Are Foreign Language Characters in URLs Bad for SEO?
Posted by drew on Dec. 7, 2014, 5 p.m.
Being an SEO can be difficult, especially when competition is getting stiffer and old techniques simply aren’t working anymore. However, I am grateful for being an SEO that works primarily on sites written in English. Using a Latin alphabet makes SEO much easier.
I do, however, have international clients, working in Chinese, Japanese, Spanish, etc. There is a lot that can be said about international SEO, like including the appropriate language tags on your page, but that’s the topic for another blog post. This entry will specifically talk about how to handle URLs for languages that use non-latin characters.
Any SEO will tell you that, when it comes to on-site optimization, there are some things you should definitely check, including, but not limited to:
Including non-Latin characters in the content and meta data of your page is simple enough, and it seems like it would be most beneficial to reach searchers who are using those characters. But what about the URL? Will you be able to actually display non-Latin characters in a URL, or will it completely break your site?
Well, it doesn’t look like it will break your site, but as to whether it actually displays, the answer might lie in your choice of browser. For example, the Japanese Wikipedia page for soccer (サッカー) might display as <http://ja.wikipedia.org/wiki/%E3%82%B5%E3%83%83%E3%82%AB%E3%83%BC> or as <http://ja.wikipedia.org/wiki/サッカー>, depending on the browser you use.
Some SEOs are wary of using these non-Latin characters in URLs because of the way it might display in certain browsers, or in certain text cases when the link is copied and pasted somewhere online. While having spammy-looking links is never a good thing, I personally think the possible benefit in search results is worth the drawback.

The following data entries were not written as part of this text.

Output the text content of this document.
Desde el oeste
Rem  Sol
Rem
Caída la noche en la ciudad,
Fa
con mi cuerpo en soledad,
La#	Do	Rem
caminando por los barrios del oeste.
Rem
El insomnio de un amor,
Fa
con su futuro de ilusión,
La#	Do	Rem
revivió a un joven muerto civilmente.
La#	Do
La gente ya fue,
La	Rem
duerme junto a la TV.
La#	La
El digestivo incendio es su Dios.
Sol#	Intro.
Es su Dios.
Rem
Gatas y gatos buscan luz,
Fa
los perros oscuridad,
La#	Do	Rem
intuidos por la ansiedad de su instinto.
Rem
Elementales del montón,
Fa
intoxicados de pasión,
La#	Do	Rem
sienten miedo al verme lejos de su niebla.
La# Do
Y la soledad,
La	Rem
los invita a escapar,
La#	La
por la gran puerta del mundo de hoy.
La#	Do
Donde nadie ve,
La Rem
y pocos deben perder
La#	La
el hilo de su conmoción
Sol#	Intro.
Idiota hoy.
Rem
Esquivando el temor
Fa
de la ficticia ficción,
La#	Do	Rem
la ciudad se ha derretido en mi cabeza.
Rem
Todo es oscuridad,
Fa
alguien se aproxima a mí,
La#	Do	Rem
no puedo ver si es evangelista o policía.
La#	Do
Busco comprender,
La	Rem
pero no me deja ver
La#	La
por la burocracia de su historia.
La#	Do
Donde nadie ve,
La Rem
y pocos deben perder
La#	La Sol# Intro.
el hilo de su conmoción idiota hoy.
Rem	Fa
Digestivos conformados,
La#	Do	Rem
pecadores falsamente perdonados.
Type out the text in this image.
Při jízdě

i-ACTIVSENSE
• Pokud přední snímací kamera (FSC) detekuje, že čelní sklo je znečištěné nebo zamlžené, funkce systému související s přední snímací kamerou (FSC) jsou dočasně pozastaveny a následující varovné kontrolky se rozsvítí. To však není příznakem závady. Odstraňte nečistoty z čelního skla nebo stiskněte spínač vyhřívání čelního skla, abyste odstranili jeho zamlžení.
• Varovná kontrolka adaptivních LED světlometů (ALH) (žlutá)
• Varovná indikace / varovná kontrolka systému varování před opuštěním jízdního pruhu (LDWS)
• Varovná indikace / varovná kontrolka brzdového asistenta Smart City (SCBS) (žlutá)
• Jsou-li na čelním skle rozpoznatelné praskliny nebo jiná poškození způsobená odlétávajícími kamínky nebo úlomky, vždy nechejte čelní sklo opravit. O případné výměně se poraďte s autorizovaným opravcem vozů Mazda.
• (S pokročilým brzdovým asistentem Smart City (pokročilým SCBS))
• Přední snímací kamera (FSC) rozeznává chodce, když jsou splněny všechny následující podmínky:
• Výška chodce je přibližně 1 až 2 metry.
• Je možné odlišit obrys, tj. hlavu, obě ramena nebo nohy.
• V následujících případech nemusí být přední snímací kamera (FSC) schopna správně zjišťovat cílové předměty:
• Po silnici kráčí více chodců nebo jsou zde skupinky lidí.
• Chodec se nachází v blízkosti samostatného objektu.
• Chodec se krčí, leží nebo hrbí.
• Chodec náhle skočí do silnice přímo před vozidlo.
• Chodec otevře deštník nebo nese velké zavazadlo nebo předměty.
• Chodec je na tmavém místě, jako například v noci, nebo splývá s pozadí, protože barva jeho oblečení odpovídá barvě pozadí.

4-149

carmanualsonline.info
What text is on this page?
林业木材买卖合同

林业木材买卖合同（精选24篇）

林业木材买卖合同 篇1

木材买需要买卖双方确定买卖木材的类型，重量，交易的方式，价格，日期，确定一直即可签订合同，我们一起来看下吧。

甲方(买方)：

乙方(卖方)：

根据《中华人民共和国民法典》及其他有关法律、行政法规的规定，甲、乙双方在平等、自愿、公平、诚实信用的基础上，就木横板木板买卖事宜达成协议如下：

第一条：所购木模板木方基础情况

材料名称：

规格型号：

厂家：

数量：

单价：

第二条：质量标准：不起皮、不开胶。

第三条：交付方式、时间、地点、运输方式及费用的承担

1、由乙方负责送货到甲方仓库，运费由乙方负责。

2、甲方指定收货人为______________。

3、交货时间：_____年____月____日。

Search results in Google show the non-Latin characters, so searchers who use these characters will see their search query bolded in results. This increases the clickthrough rate of that snippet.
Something needs to be said about transliteration, which is the process of exchanging non-Latin characters for similar-looking letters in the Latin alphabet. This is most common in languages like French, Spanish, and German, where there are accented letters.
A good example of this is the website for the city of Düsseldorf, Germany. The domain for the city’s official site is www.duesseldorf.de. A keen eye will notice that the letter U with an umlaut has been replaced by ‘ue’ in the domain name.
Looking at the Google Adwords Keyword Tool, we can see how the different options stack up in terms of search traffic: using an accent, using the transliterated version, or simply leaving the accent out of the word.
The transliterated search trails far behind the others. If you want to match the exact query, you should look into using the umlaut in your URL. But based on when I see in the search results, Google displays transliterated results for both [dusseldorf] and [düsseldorf] searches.
All of this is further complicated by the fact that users in different locations search differently for the same thing. For instance, if you limit the Keyword Tool to only United States traffic, [dusseldorf] becomes the leader in searches over [düsseldorf].
Google has addressed this issue, saying they return results for both accented and non-accented versions of queries, though the slight differences a user sees between these SERPs come from their language preferences.
While some SEOs will be afraid of the potential for your URLs to look spammy with strings of numbers letters and percent signs, I think the benefit of having the non-Latin characters show up bolded in the URL of your search snippet is worth that, especially when most browsers are displaying the original characters anyway.
Lastly, for languages that are closer to using the Latin alphabet, you have the option of simply omitting accents or transliterating the text, but my recommendation would be to include the accents whenever possible, as your results will still show up for non-accented queries.